En Belgique en documentaire, on doit vraiment marcher sur un pied d’équilibriste. La tendance dominante est de retourner vers les films qui ont baigné notre enfance, très burlesques comme le sont les « Strip-tease », avec parfois une patte d’auteur plus ou moins réussie. C’est triste à dire mais c’est ce genre de documentaire qu’on programme à des heures de grande écoute, et forcément, les gens y sont habitués. Personnellement, je ne trouve pas beaucoup d’intérêt à ces documentaires, dans lesquels le peu de fonction anthropologique présente est assez réductrice. Ce qui me dérange c’est surtout qu’on limite le documentaire à ça. Ou alors, si ce n’est pas du documentaire à la « Strip-Tease », c’est ce que j’appelle le format Arte ou BBC, où on traite telle ou telle grande page de l’Histoire.

Je m’interroge sur la place d’un type de documentaire peut-être plus fragile, qui sort des sentiers battus, qui ne cherche pas à raconter ou à divertir. C’est difficile parce que si on va à l’inverse des codes d’un documentaire prime time, on rencontre encore plus de difficultés à être soutenu et on est vite jugé trop sérieux. Je ne comprends pas d’où vient cette allergie pour les films qui font réfléchir. Il faut que le spectateur se pose des questions, que le sujet lui travaille. Un artiste c’est ça et rien d’autre que ça.

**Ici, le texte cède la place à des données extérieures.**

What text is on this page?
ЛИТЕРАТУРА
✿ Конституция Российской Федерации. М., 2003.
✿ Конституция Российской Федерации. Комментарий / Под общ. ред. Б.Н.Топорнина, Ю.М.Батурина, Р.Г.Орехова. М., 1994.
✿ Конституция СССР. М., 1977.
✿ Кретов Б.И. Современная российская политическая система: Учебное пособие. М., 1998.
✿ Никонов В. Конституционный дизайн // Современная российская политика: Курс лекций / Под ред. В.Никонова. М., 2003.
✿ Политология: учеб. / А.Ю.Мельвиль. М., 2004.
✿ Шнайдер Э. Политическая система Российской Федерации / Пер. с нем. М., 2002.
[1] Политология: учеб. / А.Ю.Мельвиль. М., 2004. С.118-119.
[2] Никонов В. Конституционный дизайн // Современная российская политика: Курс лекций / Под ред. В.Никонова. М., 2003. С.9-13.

Peux-tu nous parler de tes projets?

Je suis occupé à monter un autre projet documentaire « Les Fleurs de l’ombre », sur un concours de Miss aveugles en Roumanie. J’ai aussi déposé un projet de fiction sur les querelles linguistiques. On a écrit le scénario à trois. L’idée c’est de défendre un projet entre Flamands et francophones sur les absurdités belges. C’est une comédie noire. Et enfin, j’ai aussi un projet de long métrage documentaire avec Mathieu Frances sur la Viva World Cup, la coupe du monde de football alternative.